The amended Retail Trade Liberalization Act (RTLA) is expected to haul in P56 billion in additional foreign investments into the country in five years and generate thousands of jobs, Trade and Industry Secretary Alfredo E. Pascual said.
“We project that five years from its enactment, the amended RTLA will usher in additional foreign investments worth P56 billion,” said Pascual in a speech at the at the Philippine Retailers Q2 2022 General Membership Meeting on Thursday, July 7.
Pascual noted that RTLA has simplified the requirements of foreign entry, allowing the industry to be more competitive, facilitate more foreign equity into the retail trade industry, and generate greater economic and employment benefits.
“Liberalizing retail trade does not only encourage more investors to the country, but it also helps create a more competitive environment,” he said urging local retailers to take advantage of the RTLA amendments and the incoming investments to further their growth. Local investors, he said, can also partner with foreign companies under the law.
He expressed confidence the big local retailers are able to compete with foreign entities even as he allayed fears of the small retailers stating “Don’t worry, there is a threshold for foreign entities’ paid-up capital when they enter the Philippines.”
Small businesses have also the opportunity to become suppliers to large companies entering the market, he said.
In addition, Pascual said the country’s domestic retail industry has contributed more than P600 billion in gross value added to the local economy in the first quarter this year from P500 billion in 2018 with retailers accounting for more than half of business registration at the DTI. Pascual told businessmen the industry is expected to rebound for the rest of the year.
“We see positive indications—from a recovery since the second quarter of 2021 has been 8.4 percent, the gross value added of retail from more than P500 billion in early 2018 to more than P600 billion in the first quarter of this year,” said Pascual.
Optimism for recovery is further supported by the robust business name registration at the DT for retail trade of various commodities.
According to Pascual, more than 50 percent of total business name registrations were retail operations with 305,058 out of 574,322 new and renewal registrations as of July 5th. Other business name registrations involved vehicle and vehicle parts.
To further grow this industry, Pascual cited the industry’s capacity to innovate and put digital transformation at the fore.

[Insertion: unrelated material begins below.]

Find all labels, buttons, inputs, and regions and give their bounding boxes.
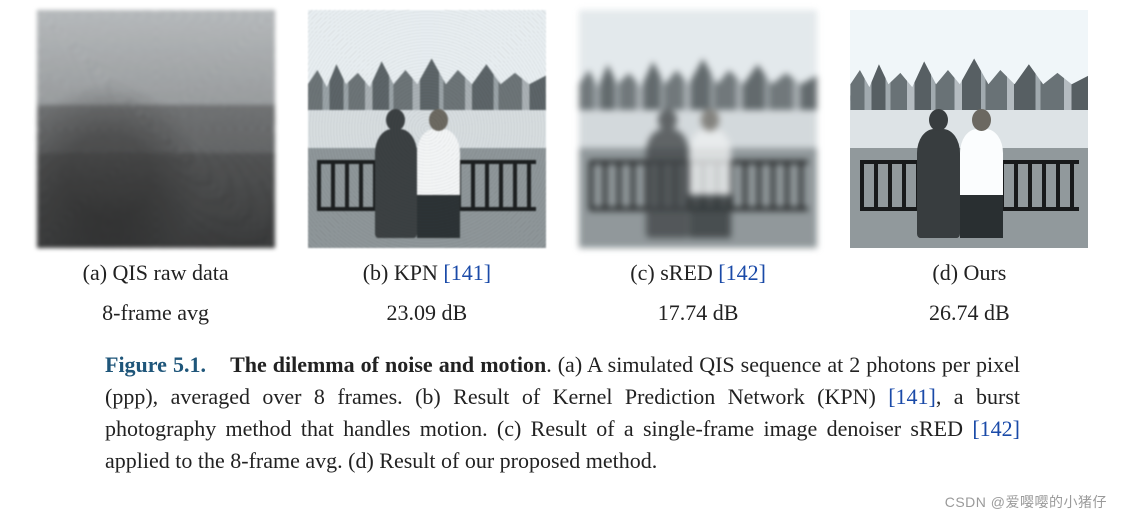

The e-Conomy Southeast Asia 2021 Report cited the Philippines as the fastest-growing digital economy in the region. Strong indications from both the supply and demand side of the internet economy are expected to sustain this. This year, the report said, the Philippines leads the way with online sales increasing by more than 25 percent.
The DTI, he said, will be of assistance to retailers. The recently launched e-Commerce Roadmap 2022 outlines actions that seek to expand e-commerce by enhancing speed and security, and building enabling structures.
As part of the roadmap, Pascual said, the DTI also seeks to establish an e-Commerce Bureau, a “go-to” agency for matters to and for stakeholders of e-commerce.
“Digitizing merchant payments is of utmost importance and that will be an important instrument for facilitating transactions between consumers and retailers. I urge PRA to recalibrate and accelerate digital transformation, especially of micro, small, and medium enterprises, by the promotion of digital payments, as well as digitalization of processes of retailers,” he added.